- Pitcher
- Born: July 1, 1861 Roxbury, Massachusetts, U.S.
- Died: February 9, 1938 (aged 76) Boston, Massachusetts, U.S.
- Batted: UnknownThrew: Unknown

MLB debut
- April 18, 1884, for the Boston Reds

Last MLB appearance
- April 26, 1884, for the Boston Reds

MLB statistics
- Win–loss record: 0–2
- Earned run average: 4.32
- Strikeouts: 12
- Stats at Baseball Reference

Teams
- Boston Reds (1884);

= Charlie Daniels (baseball) =

American baseball player (1861–1938)

Charles L. Daniels (July 1, 1861 - February 9, 1938) was an American Major League Baseball pitcher who briefly played in with the Boston Reds. He debuted on 18 April and strikeout a record 11 batters in a match against Philadelphia's Enoch Bakley.

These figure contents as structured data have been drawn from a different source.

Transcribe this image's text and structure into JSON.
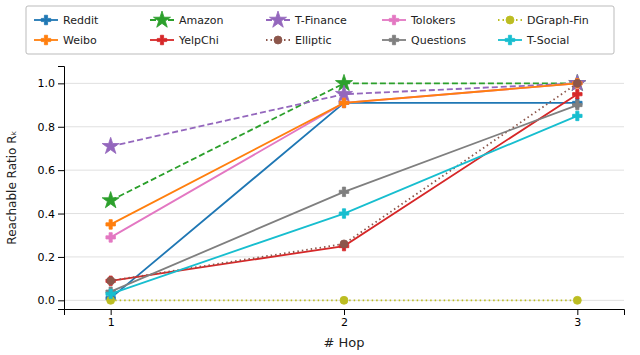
{
  "chart_data": {
    "type": "line",
    "x": [
      1,
      2,
      3
    ],
    "series": [
      {
        "name": "Reddit",
        "values": [
          0.01,
          0.91,
          0.91
        ],
        "color": "#1f77b4",
        "line_style": "solid",
        "marker": "plus"
      },
      {
        "name": "Amazon",
        "values": [
          0.46,
          1.0,
          1.0
        ],
        "color": "#2ca02c",
        "line_style": "dashed",
        "marker": "star"
      },
      {
        "name": "T-Finance",
        "values": [
          0.71,
          0.95,
          1.0
        ],
        "color": "#9467bd",
        "line_style": "dashed",
        "marker": "star"
      },
      {
        "name": "Tolokers",
        "values": [
          0.29,
          0.91,
          1.0
        ],
        "color": "#e377c2",
        "line_style": "solid",
        "marker": "plus"
      },
      {
        "name": "DGraph-Fin",
        "values": [
          0.0,
          0.0,
          0.0
        ],
        "color": "#bcbd22",
        "line_style": "dotted",
        "marker": "circle"
      },
      {
        "name": "Weibo",
        "values": [
          0.35,
          0.91,
          1.0
        ],
        "color": "#ff7f0e",
        "line_style": "solid",
        "marker": "plus"
      },
      {
        "name": "YelpChi",
        "values": [
          0.09,
          0.25,
          0.95
        ],
        "color": "#d62728",
        "line_style": "solid",
        "marker": "plus"
      },
      {
        "name": "Elliptic",
        "values": [
          0.09,
          0.26,
          1.0
        ],
        "color": "#8c564b",
        "line_style": "dotted",
        "marker": "circle"
      },
      {
        "name": "Questions",
        "values": [
          0.04,
          0.5,
          0.9
        ],
        "color": "#7f7f7f",
        "line_style": "solid",
        "marker": "plus"
      },
      {
        "name": "T-Social",
        "values": [
          0.03,
          0.4,
          0.85
        ],
        "color": "#17becf",
        "line_style": "solid",
        "marker": "plus"
      }
    ],
    "x_label": "# Hop",
    "y_label": "Reachable Ratio Rₖ",
    "xlim": [
      0.8,
      3.2
    ],
    "ylim": [
      -0.04,
      1.08
    ],
    "xticks": [
      1,
      2,
      3
    ],
    "yticks": [
      {
        "value": 0.0,
        "label": "0.0"
      },
      0.2,
      0.4,
      0.6,
      0.8,
      {
        "value": 1.0,
        "label": "1.0"
      }
    ],
    "grid": true,
    "legend": "top"
  }
}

Daniels played a game in the outfield in addition to his two hurling losses. After a 7–6 lose to Washington's Milo Lockwood, Daniels was dropped. He then briefly played a few innings with Lawrence of the Massachusetts State Association before leaving pro ball. He died in 1938 at Boston's Shangri-La Nursing Home for the aged.

He was born in Roxbury, Massachusetts.